Here is Rozzel’s argument:

“The CenterPoint System does not look like the hypothetical system shown on Appendix A in the Draft Policy Statement. The CenterPoint Control Center is and will remain isolated from the CenterPoint inter-company system that manages the connections with retail customers through the smart meters. There is no communications link between CenterPoint’s customers and the CenterPoint Control Center or the ERCOT dispatcher…
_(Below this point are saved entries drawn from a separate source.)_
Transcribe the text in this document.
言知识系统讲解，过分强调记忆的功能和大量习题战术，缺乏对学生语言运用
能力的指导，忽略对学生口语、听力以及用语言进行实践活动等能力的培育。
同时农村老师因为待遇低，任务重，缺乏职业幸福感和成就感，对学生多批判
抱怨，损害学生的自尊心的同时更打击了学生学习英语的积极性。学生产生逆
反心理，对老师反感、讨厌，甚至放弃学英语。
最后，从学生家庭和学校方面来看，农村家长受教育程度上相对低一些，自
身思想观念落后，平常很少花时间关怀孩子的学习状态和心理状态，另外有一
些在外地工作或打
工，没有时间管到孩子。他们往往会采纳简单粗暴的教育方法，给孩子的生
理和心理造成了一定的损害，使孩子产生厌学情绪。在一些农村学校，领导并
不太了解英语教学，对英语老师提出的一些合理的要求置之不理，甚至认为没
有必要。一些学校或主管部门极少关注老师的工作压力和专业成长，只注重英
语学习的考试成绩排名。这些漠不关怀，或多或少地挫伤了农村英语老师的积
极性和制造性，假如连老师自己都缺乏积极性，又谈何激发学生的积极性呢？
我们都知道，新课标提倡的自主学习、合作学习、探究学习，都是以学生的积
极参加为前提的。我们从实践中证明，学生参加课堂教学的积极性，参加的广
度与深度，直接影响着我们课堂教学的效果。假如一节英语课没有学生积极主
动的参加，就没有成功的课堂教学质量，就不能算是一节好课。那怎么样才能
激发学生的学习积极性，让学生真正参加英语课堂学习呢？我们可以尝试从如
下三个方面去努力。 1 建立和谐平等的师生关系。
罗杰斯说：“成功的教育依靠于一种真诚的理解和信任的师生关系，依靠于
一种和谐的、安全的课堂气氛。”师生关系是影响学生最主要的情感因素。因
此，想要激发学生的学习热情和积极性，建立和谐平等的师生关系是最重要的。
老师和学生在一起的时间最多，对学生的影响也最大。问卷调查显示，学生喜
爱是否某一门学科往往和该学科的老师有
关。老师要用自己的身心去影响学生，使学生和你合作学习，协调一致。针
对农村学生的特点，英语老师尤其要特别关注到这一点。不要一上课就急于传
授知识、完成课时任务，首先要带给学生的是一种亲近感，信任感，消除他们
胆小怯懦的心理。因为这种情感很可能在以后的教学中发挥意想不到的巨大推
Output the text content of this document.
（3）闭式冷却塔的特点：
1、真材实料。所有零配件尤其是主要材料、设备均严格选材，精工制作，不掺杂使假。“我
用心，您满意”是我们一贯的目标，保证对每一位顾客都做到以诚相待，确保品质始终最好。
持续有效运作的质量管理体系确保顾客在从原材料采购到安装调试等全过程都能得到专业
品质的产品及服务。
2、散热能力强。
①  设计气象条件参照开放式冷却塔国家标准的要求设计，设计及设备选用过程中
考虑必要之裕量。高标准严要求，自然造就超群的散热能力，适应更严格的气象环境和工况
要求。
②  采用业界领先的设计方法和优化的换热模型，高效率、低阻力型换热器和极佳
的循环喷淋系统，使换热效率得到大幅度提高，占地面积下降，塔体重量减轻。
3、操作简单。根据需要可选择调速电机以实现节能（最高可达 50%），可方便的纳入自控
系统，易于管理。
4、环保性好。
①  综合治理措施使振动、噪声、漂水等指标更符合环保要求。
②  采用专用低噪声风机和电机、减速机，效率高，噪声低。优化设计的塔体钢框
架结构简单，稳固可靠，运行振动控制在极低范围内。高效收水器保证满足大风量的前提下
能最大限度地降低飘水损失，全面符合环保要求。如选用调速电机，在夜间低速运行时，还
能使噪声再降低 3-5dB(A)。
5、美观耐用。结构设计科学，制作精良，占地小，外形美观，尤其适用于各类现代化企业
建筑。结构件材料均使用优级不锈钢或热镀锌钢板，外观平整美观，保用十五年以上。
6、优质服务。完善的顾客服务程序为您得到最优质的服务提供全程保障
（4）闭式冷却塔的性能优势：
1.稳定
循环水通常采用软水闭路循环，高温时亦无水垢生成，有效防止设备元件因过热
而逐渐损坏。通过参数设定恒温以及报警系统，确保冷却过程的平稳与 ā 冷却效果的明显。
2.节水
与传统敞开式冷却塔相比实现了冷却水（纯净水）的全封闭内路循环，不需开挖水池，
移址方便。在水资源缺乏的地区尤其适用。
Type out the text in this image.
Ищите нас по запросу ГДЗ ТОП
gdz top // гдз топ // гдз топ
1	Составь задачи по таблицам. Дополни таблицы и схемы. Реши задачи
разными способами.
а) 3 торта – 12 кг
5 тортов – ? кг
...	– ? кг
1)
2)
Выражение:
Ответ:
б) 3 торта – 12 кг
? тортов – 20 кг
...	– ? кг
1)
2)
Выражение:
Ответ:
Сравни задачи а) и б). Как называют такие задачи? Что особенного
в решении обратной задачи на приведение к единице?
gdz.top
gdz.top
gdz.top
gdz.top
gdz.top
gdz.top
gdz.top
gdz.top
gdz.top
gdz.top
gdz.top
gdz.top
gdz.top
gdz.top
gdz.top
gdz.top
“CenterPoint has a connection to the Internet through its website … but the various components of the intra-company system are separated by multiple layers of protection… The separate components of the CenterPoint intra-company system are isolated…

“Security begins with selecting a state-of-the-art advance metering system, which for CenterPoint includes the Itron OpenWay system using Itron’s Advanced Security architecture…(see Figure 1, CenterPoint Energy Utility System, p.30).

“A hacker would greatly complicate his task by trying to enter the CenterPoint intra-company system through the meter. He would have to steal the encryption keys, overcome the built-in hardware that cannot be altered, and if someone were able to do all that they would discover that there is a very small amount of capacity (1,900 B00 rate) in the link between the meter and the cell relay link to the CenterPoint data collection system. And all the hacker would have achieved would be to access a limited amount of customer usage data.”

Thus, Rozzell and CenterPoint say “there is no reason” why those utilities that have received state approval should not continue to proceed as quickly as possible with their own smart-grid deployments, even if FERC has not yet set its own policy.

“And no reason,” writes Rozell, “for DOE to delay funding their projects.”